コーセン沼のハラコワシ
この記事は苫小牧高専アドベントカレンダー2021 5日目の記事です。
これは今では知る人も居ないむか〜しむか~しの話です。
苫小牧高専の北側には「ナカイチ沼」という沼があります。湧き水を水源とする沼で錦多峰川に水を注いでいる比較的大きな沼です。この沼は長く高専生に親しまれ、昭和のいにしえの時代には高専生のスケートリンクとして使われていたり、高専の東側には沼まで一直線に向かう小道の形跡が残っていたりします。ですからこの沼は歴代の高専生からは愛着を込めて「高専沼」と呼ばれていました。
このお話は昭和の終わり頃から伝わる高専沼にまつわるお話です。
当時の苫小牧高専には電気、機械、土木、工業化学という4つの学科があったと伝えられています。当時はまだ高速道路も開通しておらず、高専沼の周辺にも建物は全く無く、あるのは高専前を通る樽前錦岡線の道路沿いに「大黒屋」と呼ばれる店がぽつんと一軒あるだけの寂しい状態で、夜になると周囲は真っ暗な闇に覆われておりました。
・・・・そんな時代のお話です
とある時、土木のとある学年の学生たちが高専沼のほとりで、今で言うところの「バーベキュー」をやろうと考えました。寮生を中心にその話はどんどん進み、クラスの大多数の学生が参加する大きな宴が開催されることになりました。
しかしながら、大きな問題が発生しました。
お金がなくて肉が買えません
飲み物やバーベキューのための火はなんとかするとしても、当時貧乏だった土木の学生はお金がありません。肉がなければバーベキューにはなりません。

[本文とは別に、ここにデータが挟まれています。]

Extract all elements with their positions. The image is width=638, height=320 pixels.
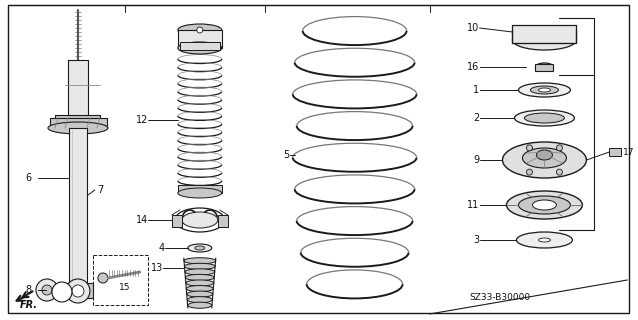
Circle shape <box>42 285 52 295</box>
Circle shape <box>52 282 72 302</box>
Text: 7: 7 <box>97 185 103 195</box>
Polygon shape <box>50 118 107 128</box>
Ellipse shape <box>519 83 570 97</box>
Bar <box>180 42 219 50</box>
Text: 3: 3 <box>473 235 480 245</box>
Ellipse shape <box>195 246 205 250</box>
Ellipse shape <box>188 244 212 252</box>
Ellipse shape <box>178 188 222 198</box>
Text: SZ33-B30000: SZ33-B30000 <box>470 293 531 302</box>
Ellipse shape <box>512 30 576 50</box>
Text: 12: 12 <box>135 115 148 125</box>
Text: 15: 15 <box>119 284 130 292</box>
Ellipse shape <box>185 274 214 281</box>
Ellipse shape <box>178 24 222 36</box>
Ellipse shape <box>538 238 551 242</box>
Text: 6: 6 <box>25 173 31 183</box>
Text: 17: 17 <box>623 148 635 156</box>
Ellipse shape <box>503 142 586 178</box>
Circle shape <box>197 27 203 33</box>
Text: 5: 5 <box>283 150 290 160</box>
Text: 13: 13 <box>151 263 163 273</box>
Ellipse shape <box>507 191 582 219</box>
Ellipse shape <box>188 297 212 303</box>
Circle shape <box>556 145 563 151</box>
Bar <box>93 255 148 305</box>
Ellipse shape <box>48 122 108 134</box>
Ellipse shape <box>517 232 572 248</box>
Ellipse shape <box>187 291 213 297</box>
Bar <box>535 64 553 71</box>
Circle shape <box>66 279 90 303</box>
Ellipse shape <box>530 86 558 94</box>
Ellipse shape <box>186 280 214 286</box>
Text: 9: 9 <box>473 155 480 165</box>
Bar <box>172 215 182 227</box>
Ellipse shape <box>182 212 218 228</box>
Ellipse shape <box>535 63 553 71</box>
Ellipse shape <box>186 285 213 292</box>
Ellipse shape <box>519 196 570 214</box>
Text: 1: 1 <box>473 85 480 95</box>
Bar <box>609 148 621 156</box>
Ellipse shape <box>514 110 574 126</box>
Text: 8: 8 <box>25 285 31 295</box>
Ellipse shape <box>184 258 216 264</box>
Bar <box>63 283 93 298</box>
Ellipse shape <box>185 269 215 275</box>
Text: 10: 10 <box>467 23 480 33</box>
Bar <box>512 25 576 43</box>
Bar <box>178 30 222 48</box>
Bar <box>178 185 222 193</box>
Text: 11: 11 <box>467 200 480 210</box>
Ellipse shape <box>524 113 565 123</box>
Bar <box>68 60 88 115</box>
Ellipse shape <box>538 88 551 92</box>
Bar <box>218 215 228 227</box>
Text: 14: 14 <box>136 215 148 225</box>
Circle shape <box>556 169 563 175</box>
Text: FR.: FR. <box>20 300 38 310</box>
Text: 2: 2 <box>473 113 480 123</box>
Circle shape <box>72 285 84 297</box>
Ellipse shape <box>178 42 222 54</box>
Ellipse shape <box>184 263 215 269</box>
Circle shape <box>36 279 58 301</box>
Circle shape <box>526 145 533 151</box>
Ellipse shape <box>533 200 556 210</box>
Ellipse shape <box>537 150 553 160</box>
Circle shape <box>98 273 108 283</box>
Bar <box>69 128 87 283</box>
Circle shape <box>526 169 533 175</box>
Ellipse shape <box>188 302 212 308</box>
Ellipse shape <box>523 148 567 168</box>
Polygon shape <box>55 115 100 120</box>
Text: 4: 4 <box>159 243 165 253</box>
Text: 16: 16 <box>467 62 480 72</box>
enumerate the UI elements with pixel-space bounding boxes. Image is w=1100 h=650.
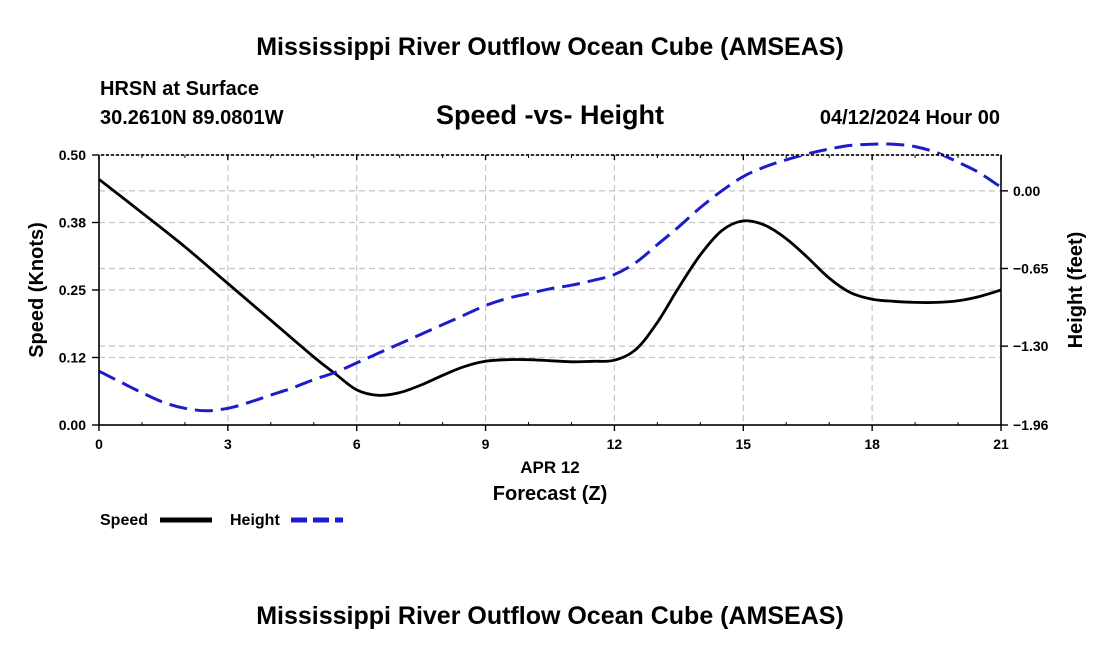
x-tick-label: 15: [735, 436, 751, 452]
x-tick-label: 12: [607, 436, 623, 452]
y2-tick-label: −1.96: [1013, 417, 1049, 433]
x-axis-label: Forecast (Z): [493, 483, 607, 505]
y2-axis-label: Height (feet): [1065, 232, 1087, 349]
x-tick-label: 6: [353, 436, 361, 452]
location-label: 30.2610N 89.0801W: [100, 107, 284, 129]
legend-speed-label: Speed: [100, 512, 148, 529]
y2-tick-label: −0.65: [1013, 260, 1049, 276]
grid-lines: [99, 155, 1001, 425]
chart-subtitle: Speed -vs- Height: [436, 100, 664, 130]
series-height-line: [98, 142, 1002, 413]
legend: Speed Height: [100, 512, 343, 529]
series-speed-line: [98, 178, 1002, 397]
series-lines: [98, 142, 1002, 413]
x-tick-label: 21: [993, 436, 1009, 452]
y-tick-label: 0.12: [59, 350, 86, 366]
legend-height-label: Height: [230, 512, 280, 529]
chart-title: Mississippi River Outflow Ocean Cube (AM…: [256, 33, 844, 61]
axis-ticks: 0 3 6 9 12 15 18 21 0.00 0.12 0.25 0.38 0.50 −1.96 −1.…: [59, 147, 1049, 452]
x-axis-date: APR 12: [520, 458, 580, 477]
x-tick-label: 0: [95, 436, 103, 452]
y2-tick-label: −1.30: [1013, 338, 1049, 354]
y-tick-label: 0.50: [59, 147, 86, 163]
y-axis-label: Speed (Knots): [26, 222, 48, 358]
y-tick-label: 0.25: [59, 282, 86, 298]
station-label: HRSN at Surface: [100, 78, 259, 100]
x-tick-label: 9: [482, 436, 490, 452]
y2-tick-label: 0.00: [1013, 183, 1040, 199]
date-label: 04/12/2024 Hour 00: [820, 107, 1000, 129]
footer-title: Mississippi River Outflow Ocean Cube (AM…: [256, 602, 844, 630]
x-tick-label: 18: [864, 436, 880, 452]
y-tick-label: 0.38: [59, 215, 86, 231]
y-tick-label: 0.00: [59, 417, 86, 433]
x-tick-label: 3: [224, 436, 232, 452]
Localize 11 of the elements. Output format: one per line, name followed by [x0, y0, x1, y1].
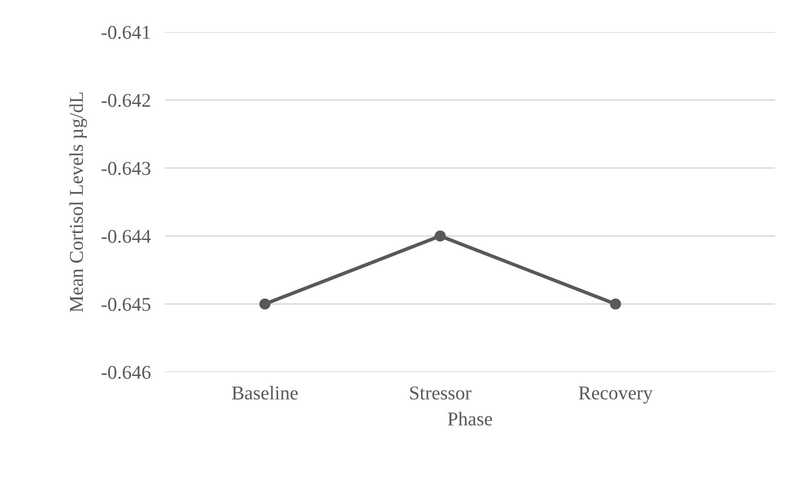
y-tick-label: -0.641	[102, 26, 150, 40]
y-tick-label: -0.642	[102, 94, 150, 108]
y-tick-label: -0.644	[102, 230, 151, 244]
x-tick-label: Baseline	[232, 386, 298, 400]
y-tick-label: -0.643	[102, 162, 150, 176]
y-tick-label: -0.645	[102, 298, 150, 312]
x-axis-title: Phase	[448, 412, 492, 426]
y-tick-label: -0.646	[102, 366, 151, 380]
x-tick-label: Stressor	[410, 386, 472, 400]
x-tick-label: Recovery	[578, 386, 653, 404]
y-axis-title: Mean Cortisol Levels µg/dL	[69, 92, 87, 312]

そこで彼らは肉の不足分を高専沼で大量に捕れる「エビ」を調理することに決めました。
学生たちはエビを捉えるための網や、エビをおびき寄せるためのハンディライトをなんとか手に入れて、寮から道具を歩いて運んで、当日の宴に挑みました。
バーベキュー当日は思ったよりもたくさんのエビが捕れ、お酒も入った事で、楽しいバーベキューが夜遅くまで開かれました。
しかし
翌日、半数以上の学生が学校には来ませんでした。
お腹が痛くなったそうです。
その話を聞いた機械の学生は「沼のエビなんか食うからだ」と大笑いしました。
そして同じように高専沼のほとりでバーベキューをすることにしました。
当然、エビなんぞ眼中にはありません。
機械の学生たちには勝算がありました
当時の機械のクラスには学生がやってはいけないようなアルバイトをしていた通学生がたくさんいたため、金をたくさん持っていました。
「バーベキューはやっぱ肉だよな」
そう言いながら「飲むとフラフラする不思議な飲み物」や「羊の丸い肉」やバーベキューの道具を大量に買い込んで、何台もの車を高専沼のほとりに乗り付け、本格的なジンギスカンバーベキューの宴を行いました
学生たちは飲むとフラフラする飲み物を大量に飲み、そしてフラフラになりながら大量の羊の肉を真っ暗な高専沼のほとりで口に運びました。
当時は周囲に家が無かったので大きな声を出して深夜まで大騒ぎをしていました。
しかし
やっぱり翌日は半分以上の学生が学校に来ることはありませんでした
結局、腹はしっかり壊しました。
ジンギスカンは明るいところで食べましょう
それ以来、高専沼のそばで食べ物を食べると腹を壊すという言い伝えが、平成の中頃までは学生の間で伝わっていたそうです。
※この話はフィクションということにします。したいです。